According to a new study that refers to more than 200 popular website security systems, robots are better than humans at passing robot tests. However, the research has not yet passed peer review and is currently only published on arXiv.
Bots pose a major threat to the Internet because they can masquerade as legitimate users and conduct operations that endanger the harmonious environment of the Internet, such as scraping content, creating accounts, and posting fake comments or comments, as well as consuming scarce resources.
The scientists, including those at the University of California, Irvine, noted that “if left unsupervised, bots can carry out these malicious operations on a massive scale”.
In the two decades since its inception, captchas have been deployed by most websites as a security check to thwart potentially harmful bots with puzzles that should be easy for humans but hard for computers.
Early verification codes required users to recognize and retell text from distorted images, but with the advancement of computer vision and machine learning technology, it took only a short time for the robot to successfully identify with near-perfect accuracy out of the text, and faster and more accurate.
Subsequently, humans began an arms race with robots in the field of verification codes.
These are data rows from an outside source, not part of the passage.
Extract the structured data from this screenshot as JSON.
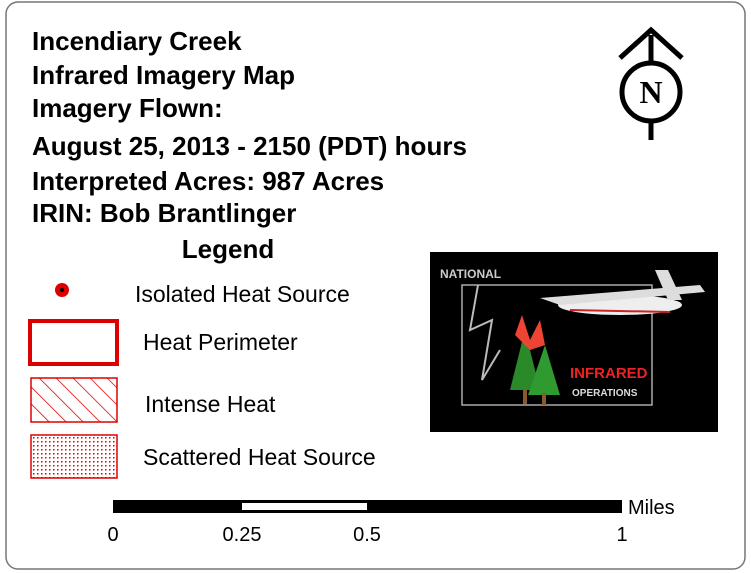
{
  "header": {
    "lines": [
      "Incendiary Creek",
      "Infrared Imagery Map",
      "Imagery Flown:",
      "August 25, 2013 - 2150 (PDT) hours",
      "Interpreted Acres: 987 Acres",
      "IRIN: Bob Brantlinger"
    ]
  },
  "north_arrow": {
    "label": "N"
  },
  "legend": {
    "title": "Legend",
    "items": [
      "Isolated Heat Source",
      "Heat Perimeter",
      "Intense Heat",
      "Scattered Heat Source"
    ]
  },
  "logo": {
    "texts": [
      "NATIONAL",
      "INFRARED",
      "OPERATIONS"
    ]
  },
  "scale_bar": {
    "labels": [
      "0",
      "0.25",
      "0.5",
      "1"
    ],
    "unit": "Miles"
  }
}
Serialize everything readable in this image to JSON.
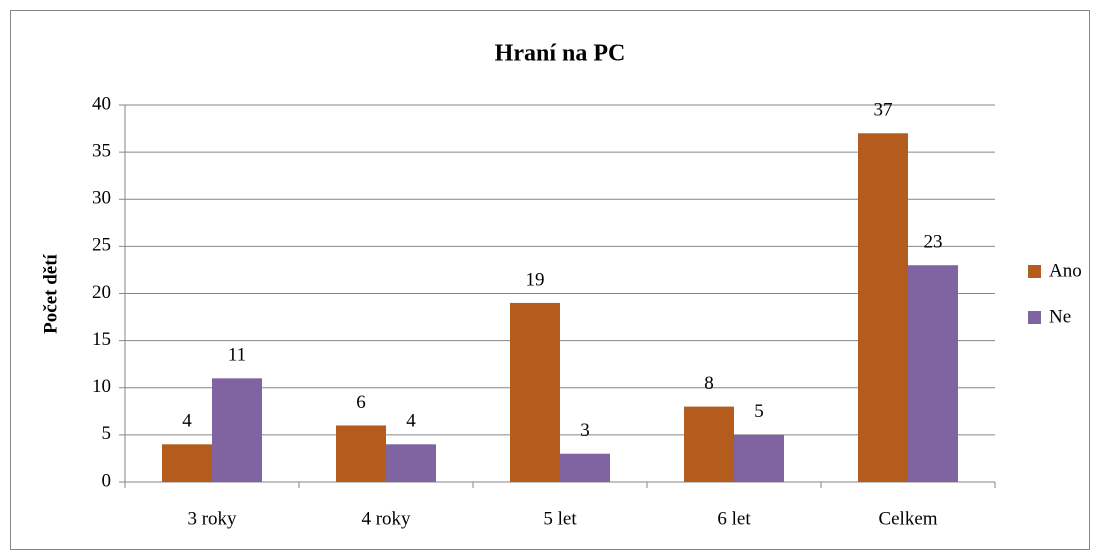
{
  "chart_data": {
    "type": "bar",
    "title": "Hraní na PC",
    "y_label": "Počet dětí",
    "categories": [
      "3 roky",
      "4 roky",
      "5 let",
      "6 let",
      "Celkem"
    ],
    "series": [
      {
        "name": "Ano",
        "color": "#b35c1e",
        "values": [
          4,
          6,
          19,
          8,
          37
        ]
      },
      {
        "name": "Ne",
        "color": "#8064a2",
        "values": [
          11,
          4,
          3,
          5,
          23
        ]
      }
    ],
    "ylim": [
      0,
      40
    ],
    "yticks": [
      0,
      5,
      10,
      15,
      20,
      25,
      30,
      35,
      40
    ],
    "grid": true,
    "legend": "right",
    "data_labels": true
  }
}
Because of this, captchas started to become more and more cumbersome and annoying, even more difficult for humans and robots to solve.
For the study, scientists tested 200 of the most popular websites and found that 120 of them still use traditional captcha mechanisms.
With the help of 1,000 participants from different backgrounds (location, age, gender, and education level), they tested 10 captchas on these sites to assess their degree of difficulty.
Robots described in a number of scientific journals can outperform humans in speed and accuracy, researchers have found.
For example, some captcha tests could take 9 to 15 seconds for a human participant to solve with an accuracy of about 50% to 84%, while a bot can crack it in less than a second with an accuracy of 50% to 84%. Almost perfect.
“The accuracy of the robots ranged from 85-100%, with most exceeding 96%. This greatly exceeds the range of human accuracy we observed (50-85%),” the scientists wrote in the study.
They also found that the time it took the robots to solve the problem was “significantly lower” or nearly the same as humans in all cases.